Das Stück präsentiert Izurus gefeierte Shussai-Technik — einen mühsamen Prozess, bei dem farbige Tonmischungen mit Pigmenten in Bizen-Ton eingedrückt und gearbeitet werden, um malerische Farbschichten zu erzeugen, die durch die extreme Hitze des Kachelofenbrandes natürlich hervortreten.
Die Vase ist kühn in Form eines Fisches modelliert, einem Motiv, das in der japanischen Tradition Vitalität, Fülle und Glück verkörpert.
Eine Seite wird von dynamischen Kammmarken (Kushime) eingeritzt, während die gegenüberliegende Seite eine atemberaubende Landschaft der Shussai-Färbung zeigt — weite Schichten von warmem Bernstein, tiefem Ocker und reichen Erdtönen, die sich wie eine Landschaftsmalerei vereinen, die in den Ton selbst gebrannt wurde.
Die Oberflächen tragen die authentischen Merkmale von Bizen-Steingut: natürliche Ascheablagerungen (shizen-yu), versengte Strukturen und das charakteristische Steinhäufchen (ishi-haze) mit Vertiefungen, die nur der hochwertigste Bizen-Ton erzeugt, der in einem traditionellen Anagama-Ofen gebrannt wird.

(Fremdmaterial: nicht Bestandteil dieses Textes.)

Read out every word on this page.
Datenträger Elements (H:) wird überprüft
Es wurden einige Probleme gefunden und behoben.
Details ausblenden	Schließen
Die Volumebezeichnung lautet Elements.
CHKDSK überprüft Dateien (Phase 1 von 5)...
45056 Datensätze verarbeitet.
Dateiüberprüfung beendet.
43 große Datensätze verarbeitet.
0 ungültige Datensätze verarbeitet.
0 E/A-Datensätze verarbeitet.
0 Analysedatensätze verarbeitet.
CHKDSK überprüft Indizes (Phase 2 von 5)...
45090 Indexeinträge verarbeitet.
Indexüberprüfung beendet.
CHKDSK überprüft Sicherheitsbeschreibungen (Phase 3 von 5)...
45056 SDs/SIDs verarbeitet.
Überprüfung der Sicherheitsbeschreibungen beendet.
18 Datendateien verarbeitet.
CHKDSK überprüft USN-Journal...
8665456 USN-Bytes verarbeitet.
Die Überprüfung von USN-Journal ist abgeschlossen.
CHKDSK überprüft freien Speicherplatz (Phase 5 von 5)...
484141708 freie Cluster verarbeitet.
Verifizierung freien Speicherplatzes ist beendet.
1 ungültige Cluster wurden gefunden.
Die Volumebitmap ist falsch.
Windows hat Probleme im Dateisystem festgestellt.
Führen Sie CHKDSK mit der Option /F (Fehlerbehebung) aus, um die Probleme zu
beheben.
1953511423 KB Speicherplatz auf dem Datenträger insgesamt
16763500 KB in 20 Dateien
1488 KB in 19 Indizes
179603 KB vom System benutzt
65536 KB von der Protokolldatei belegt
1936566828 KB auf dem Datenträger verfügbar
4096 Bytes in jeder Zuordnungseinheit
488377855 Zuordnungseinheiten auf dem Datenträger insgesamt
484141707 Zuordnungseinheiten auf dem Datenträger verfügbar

Das Werk wird von seiner originalen Holzkiste (tomobako) begleitet, auf der die handschriftliche Widmung und Unterschrift des Künstlers zu finden sind, zusammen mit einem Stoffumschlag (tomobukuro) und einem Begleitskript (shiori) — was seine vollständige Authentizität als zertifiziertes Werk von Yamamoto Izuru bestätigt.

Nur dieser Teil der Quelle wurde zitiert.